Which Social Media channels you choose and how often you post depends on how much time and energy you have. I’d probably recommend focussing your energy on LinkedIn as that’s the most relevant for financial modellers, but you might have success on other platforms too. Don’t be a slave to it – only create content if you enjoy doing it and don’t set yourself a schedule you won’t be able to maintain. There are so many mediums such as blogs, books, videos, and podcasts, so just engage online in a way that you find enjoyable. Personally, I hate messing about with video editing so most of my videos are one-shot only😊 You don’t have to follow a specific timetable but try to post at a reasonably consistent schedule and post stuff that fits your message and that you’re genuinely interested in.
There’s a lot of great social media experts but you shouldn’t need to pay for advice. (I only made that mistake once! I signed up for an expensive coaching program which added very little value to me, or my business.) There are a lot of great people like Jordan Goldmeier, Stephanie Evergreen and Randy Austin with advice that’s relevant to our industry. A lot of businesses outsource their social media and it’s certainly better than nothing, but I think you can tell it’s been outsourced. Having a real person with an authentic voice engaging with the community is going to create a far better result.
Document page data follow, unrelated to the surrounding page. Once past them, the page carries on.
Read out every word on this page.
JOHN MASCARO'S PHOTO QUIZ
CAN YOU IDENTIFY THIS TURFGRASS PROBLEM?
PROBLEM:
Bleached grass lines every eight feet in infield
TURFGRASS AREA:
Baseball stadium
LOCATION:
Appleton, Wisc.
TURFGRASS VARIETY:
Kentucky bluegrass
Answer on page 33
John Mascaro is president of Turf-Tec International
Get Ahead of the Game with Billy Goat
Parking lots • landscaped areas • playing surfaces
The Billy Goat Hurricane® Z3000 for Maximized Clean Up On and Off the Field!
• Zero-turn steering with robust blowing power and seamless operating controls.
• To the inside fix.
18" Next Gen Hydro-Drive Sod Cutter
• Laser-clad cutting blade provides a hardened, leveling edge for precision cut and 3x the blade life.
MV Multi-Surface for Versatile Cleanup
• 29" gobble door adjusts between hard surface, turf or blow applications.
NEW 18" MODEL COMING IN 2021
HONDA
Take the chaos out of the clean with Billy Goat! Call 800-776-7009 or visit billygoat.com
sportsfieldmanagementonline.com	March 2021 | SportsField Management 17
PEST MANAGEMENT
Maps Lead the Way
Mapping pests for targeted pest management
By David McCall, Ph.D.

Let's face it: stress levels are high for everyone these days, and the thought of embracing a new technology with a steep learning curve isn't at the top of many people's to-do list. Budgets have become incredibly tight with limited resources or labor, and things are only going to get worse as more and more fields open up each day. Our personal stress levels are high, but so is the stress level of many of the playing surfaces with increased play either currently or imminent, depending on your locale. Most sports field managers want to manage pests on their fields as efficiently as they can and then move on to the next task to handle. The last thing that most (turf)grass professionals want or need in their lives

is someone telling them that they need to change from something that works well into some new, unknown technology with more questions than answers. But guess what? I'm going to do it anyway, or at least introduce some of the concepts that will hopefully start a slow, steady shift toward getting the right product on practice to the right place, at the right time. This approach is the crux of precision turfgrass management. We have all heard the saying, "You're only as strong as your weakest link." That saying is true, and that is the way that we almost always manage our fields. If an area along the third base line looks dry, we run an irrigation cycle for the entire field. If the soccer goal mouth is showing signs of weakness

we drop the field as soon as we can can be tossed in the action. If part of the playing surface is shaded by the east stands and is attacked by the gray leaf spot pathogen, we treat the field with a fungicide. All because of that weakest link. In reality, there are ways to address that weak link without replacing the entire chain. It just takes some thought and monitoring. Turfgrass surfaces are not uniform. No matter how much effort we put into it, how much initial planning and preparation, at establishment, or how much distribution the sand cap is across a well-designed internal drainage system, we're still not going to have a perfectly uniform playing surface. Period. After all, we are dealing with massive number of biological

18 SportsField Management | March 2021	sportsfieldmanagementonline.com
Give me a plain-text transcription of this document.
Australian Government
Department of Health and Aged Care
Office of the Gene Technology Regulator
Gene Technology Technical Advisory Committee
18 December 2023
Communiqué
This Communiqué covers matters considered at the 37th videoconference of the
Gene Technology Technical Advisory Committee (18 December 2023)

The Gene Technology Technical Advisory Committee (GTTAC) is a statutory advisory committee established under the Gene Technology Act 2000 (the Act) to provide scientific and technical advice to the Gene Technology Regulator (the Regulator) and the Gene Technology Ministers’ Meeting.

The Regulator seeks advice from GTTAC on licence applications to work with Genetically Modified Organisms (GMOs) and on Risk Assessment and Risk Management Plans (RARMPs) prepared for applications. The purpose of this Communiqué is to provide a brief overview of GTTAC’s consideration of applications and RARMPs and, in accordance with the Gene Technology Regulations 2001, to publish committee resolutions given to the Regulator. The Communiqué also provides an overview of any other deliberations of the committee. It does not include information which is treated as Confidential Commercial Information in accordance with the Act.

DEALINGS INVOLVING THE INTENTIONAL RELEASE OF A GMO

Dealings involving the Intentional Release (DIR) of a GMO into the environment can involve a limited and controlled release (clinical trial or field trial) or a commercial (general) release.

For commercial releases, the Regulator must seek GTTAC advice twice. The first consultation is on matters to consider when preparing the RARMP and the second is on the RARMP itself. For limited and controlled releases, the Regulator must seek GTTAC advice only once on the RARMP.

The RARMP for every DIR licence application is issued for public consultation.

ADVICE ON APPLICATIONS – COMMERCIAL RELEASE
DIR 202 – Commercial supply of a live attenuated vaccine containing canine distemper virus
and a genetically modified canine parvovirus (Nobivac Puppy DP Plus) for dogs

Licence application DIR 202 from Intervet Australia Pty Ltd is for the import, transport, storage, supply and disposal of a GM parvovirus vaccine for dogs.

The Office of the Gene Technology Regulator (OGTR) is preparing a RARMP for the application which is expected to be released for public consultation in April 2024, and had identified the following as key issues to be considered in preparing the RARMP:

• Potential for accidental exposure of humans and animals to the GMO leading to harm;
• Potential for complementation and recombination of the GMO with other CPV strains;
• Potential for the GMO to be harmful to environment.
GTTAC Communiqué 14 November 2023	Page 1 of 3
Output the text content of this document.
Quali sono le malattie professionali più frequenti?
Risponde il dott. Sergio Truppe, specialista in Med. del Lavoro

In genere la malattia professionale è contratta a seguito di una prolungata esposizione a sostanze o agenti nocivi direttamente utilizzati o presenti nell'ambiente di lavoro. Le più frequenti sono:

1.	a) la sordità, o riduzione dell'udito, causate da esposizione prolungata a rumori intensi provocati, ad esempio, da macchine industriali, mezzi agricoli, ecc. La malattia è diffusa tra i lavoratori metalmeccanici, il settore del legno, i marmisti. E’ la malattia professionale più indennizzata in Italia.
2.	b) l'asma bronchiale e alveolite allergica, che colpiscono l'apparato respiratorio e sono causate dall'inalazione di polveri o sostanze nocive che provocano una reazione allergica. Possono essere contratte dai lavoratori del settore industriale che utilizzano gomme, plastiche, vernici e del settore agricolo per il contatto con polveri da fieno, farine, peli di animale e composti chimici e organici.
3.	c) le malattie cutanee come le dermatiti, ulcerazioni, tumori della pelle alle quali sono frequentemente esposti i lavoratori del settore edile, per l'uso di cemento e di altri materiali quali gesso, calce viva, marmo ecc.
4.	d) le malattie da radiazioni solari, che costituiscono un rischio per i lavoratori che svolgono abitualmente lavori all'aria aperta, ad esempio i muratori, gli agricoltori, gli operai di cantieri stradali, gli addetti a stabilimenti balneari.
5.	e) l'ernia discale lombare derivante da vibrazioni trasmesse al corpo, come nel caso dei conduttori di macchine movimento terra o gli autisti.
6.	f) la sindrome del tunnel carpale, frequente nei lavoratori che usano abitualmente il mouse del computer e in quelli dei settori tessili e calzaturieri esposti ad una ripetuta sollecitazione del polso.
In conclusion, here are some final pieces of advice I think will help you to promote your financial modelling skills and build your profile.
Get a qualification
There’s no better way to boost your credibility and your confidence than having those financial modelling credentials. If you’ve already got a finance or accounting degree and/or have been working in the field for a while, you probably already have some of the background needed to achieve the Level 1 Advanced Financial Modeler. Once you have it, no one can dispute you know what you’re talking about because it’s completely independent. Someone else is saying you’re a modeller which gives you much greater credibility.
Enter a competition
Check out the Financial Modeling World Cup (FMWC) or the Microsoft Excel World Championships (MEWC). It’s probably the fastest (and cheapest) way to prove your skills. You can start out anonymously and if you do well, make it public! Just like the financial modelling exams, it’s an independent validation of your skills.
All the things you need to do to improve your profile involve a certain degree of discomfort. Do as much as you think you possibly can – and then go that little bit further. For me, a lack of comfort is usually about posting more often than I’d like to, publishing pictures that aren’t flattering, or agreeing to speak on a new topic. You might worry about coming across as self-absorbed or salesy, but people connect better with people rather than brands, so as long as you’re adding value rather than trying to sell, they will appreciate it.
It doesn’t pay to be humble but there’s a fine line between coming across as confident or just full of yourself. And I think the difference is knowing what you’re talking about. If you know your stuff, have a qualification to prove it, show leadership by helping others and sharing your knowledge, you’ll be a long way towards building a profile showcasing your financial modelling skills.